Let’s look at how an airline can abuse a NOTICE similar to this. When an airline conducts qualifying flights for Extended Twin-engine Operations (ETOPS) over water, the airline must prove that the aircraft can perform in real life scenarios in real time and that the airline’s procedures must compensate for such unexpected issues; the FAA gives them scenarios that give the airline opportunities to prove their ETOPS program works, e.g. an engine-out scenario. In order to save time and money, the FAA might approve – through a Notice – the airline to perform the engine-out scenario … using a flight simulator, as opposed to an actual aircraft. Don’t be fooled, this scenario doesn’t exist now, but it is coming where simulators will substitute for actual qualifying flights. Flight simulator time is already counted as actual flight time, as it should be for pilot training in unique scenarios that cannot be duplicated safely, e.g. wind shear (Delta 191) or complete hydraulic system failure (United 232). How long before the change is made where the focus is to save money instead of lives?
For NOTICE 8900.463, the frustrating fact is that there are alternate ways for approving the use of non-complex aircraft in place of complex aircraft: apply for exemptions. This would guarantee that the FAA ASI remains an important part of the decision-making process of non-complex versus complex. The FAA ASI is not so rigid as to ignore the logic of a good argument, especially when supported by tangible data showing the substitute aircraft will work. In the same respect, the FAA ASI can prevent any abuse of NOTICE 8900.463 by its inclusion in the decisions to use non-complex versus complex.
When the FAA makes decisions based on financial or empathetic reasons – as opposed to fact-based – it is time to worry.

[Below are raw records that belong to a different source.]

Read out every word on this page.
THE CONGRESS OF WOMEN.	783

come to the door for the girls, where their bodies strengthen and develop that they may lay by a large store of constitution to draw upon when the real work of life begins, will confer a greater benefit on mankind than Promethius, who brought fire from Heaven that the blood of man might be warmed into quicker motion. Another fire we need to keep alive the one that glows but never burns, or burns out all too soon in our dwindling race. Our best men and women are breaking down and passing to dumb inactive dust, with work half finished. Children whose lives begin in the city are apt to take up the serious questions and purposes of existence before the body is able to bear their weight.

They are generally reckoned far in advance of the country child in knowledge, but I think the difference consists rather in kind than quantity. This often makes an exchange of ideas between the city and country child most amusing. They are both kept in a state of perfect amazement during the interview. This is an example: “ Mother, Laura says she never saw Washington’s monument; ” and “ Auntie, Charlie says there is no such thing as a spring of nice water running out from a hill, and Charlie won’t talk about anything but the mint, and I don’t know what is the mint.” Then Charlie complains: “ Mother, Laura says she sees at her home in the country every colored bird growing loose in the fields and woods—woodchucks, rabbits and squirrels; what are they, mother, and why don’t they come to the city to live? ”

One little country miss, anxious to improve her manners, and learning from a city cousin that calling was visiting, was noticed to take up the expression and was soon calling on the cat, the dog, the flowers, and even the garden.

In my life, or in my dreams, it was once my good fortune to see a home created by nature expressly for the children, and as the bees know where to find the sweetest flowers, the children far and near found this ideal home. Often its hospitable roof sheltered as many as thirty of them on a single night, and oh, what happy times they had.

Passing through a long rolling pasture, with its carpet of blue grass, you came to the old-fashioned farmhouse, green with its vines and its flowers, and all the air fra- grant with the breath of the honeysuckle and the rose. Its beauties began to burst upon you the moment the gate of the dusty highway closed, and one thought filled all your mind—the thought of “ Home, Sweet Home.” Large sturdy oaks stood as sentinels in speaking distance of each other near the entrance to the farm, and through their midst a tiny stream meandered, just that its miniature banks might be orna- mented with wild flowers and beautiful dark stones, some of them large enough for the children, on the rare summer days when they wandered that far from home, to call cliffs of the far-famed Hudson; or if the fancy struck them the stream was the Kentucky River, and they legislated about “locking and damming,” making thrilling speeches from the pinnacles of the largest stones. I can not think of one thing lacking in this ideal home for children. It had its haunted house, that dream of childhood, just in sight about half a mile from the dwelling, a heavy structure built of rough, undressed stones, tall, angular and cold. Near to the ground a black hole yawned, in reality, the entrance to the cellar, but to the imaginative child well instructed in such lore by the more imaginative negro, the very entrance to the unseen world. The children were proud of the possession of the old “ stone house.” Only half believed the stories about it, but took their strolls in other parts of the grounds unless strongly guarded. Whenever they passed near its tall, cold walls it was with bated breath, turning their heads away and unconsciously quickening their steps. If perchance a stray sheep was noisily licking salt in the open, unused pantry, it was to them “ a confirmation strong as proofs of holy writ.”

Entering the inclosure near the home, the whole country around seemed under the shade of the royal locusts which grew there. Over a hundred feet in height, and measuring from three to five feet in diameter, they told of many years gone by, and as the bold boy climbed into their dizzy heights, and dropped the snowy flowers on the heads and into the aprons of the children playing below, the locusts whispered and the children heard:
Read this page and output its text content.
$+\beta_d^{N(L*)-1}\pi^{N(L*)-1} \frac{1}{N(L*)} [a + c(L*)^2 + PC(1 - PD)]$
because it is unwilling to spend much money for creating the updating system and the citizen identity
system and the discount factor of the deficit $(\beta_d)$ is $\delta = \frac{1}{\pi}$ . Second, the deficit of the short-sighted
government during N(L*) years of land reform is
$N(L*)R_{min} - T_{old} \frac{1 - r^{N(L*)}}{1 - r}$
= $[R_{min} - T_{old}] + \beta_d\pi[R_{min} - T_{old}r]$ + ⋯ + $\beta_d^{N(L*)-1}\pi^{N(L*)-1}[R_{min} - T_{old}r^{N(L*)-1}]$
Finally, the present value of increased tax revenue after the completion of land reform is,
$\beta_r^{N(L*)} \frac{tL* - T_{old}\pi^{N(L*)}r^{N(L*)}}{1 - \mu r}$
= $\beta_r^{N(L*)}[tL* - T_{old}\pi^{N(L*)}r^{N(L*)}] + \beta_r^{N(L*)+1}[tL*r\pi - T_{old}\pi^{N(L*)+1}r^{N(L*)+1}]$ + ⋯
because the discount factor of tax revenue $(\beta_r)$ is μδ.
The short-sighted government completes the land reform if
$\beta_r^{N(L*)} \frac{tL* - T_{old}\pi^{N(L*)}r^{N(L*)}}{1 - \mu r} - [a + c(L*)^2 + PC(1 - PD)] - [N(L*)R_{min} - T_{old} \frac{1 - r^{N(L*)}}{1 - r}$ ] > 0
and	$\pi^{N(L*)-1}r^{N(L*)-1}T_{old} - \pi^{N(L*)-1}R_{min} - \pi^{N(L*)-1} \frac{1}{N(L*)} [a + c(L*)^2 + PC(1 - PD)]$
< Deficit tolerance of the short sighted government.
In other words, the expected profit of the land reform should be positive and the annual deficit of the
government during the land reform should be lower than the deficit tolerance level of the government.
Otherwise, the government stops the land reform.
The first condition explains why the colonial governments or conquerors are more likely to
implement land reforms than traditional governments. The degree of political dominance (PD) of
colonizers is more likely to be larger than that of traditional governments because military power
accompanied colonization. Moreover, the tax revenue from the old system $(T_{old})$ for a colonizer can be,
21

A Notice is meant to, in cases like this, give certain parts of the aviation industry relief from the rigidity of the Regulations. The CFRs are hard to change for very good reasons; they often take a minimum of three years and three million dollars per rule change (not accounting for inflation). If the regulations were easily rewritable then inexperienced and/or self-serving individuals would be making safety-sensitive decisions based on compassion, not fact; financial reason, not fact.
The few changes made in the wake of Colgan 3407 were made in compassion, not fact. These empathetic changes resulted in ineffectual adjustments and short-term benefits. Furthermore, making decisions based on compassion puts the aviation industry – all the aviation industry – into chaos. Compassion has no place in safety; financial relief has no place in safety.
FAA Notices and other FAA policy letters, e.g. NOTICE 8900.463, certainly are the pebbles that begin an avalanche. The consequences are undetectable at first, but the repercussions are long-term, growing and widening their effect, like the ripples in a pond. Metaphors aside, this type of spontaneous regulating will prove questionable, leading to disastrous, in the future. The aviation industry demands definitive regulation, not ambiguous placation.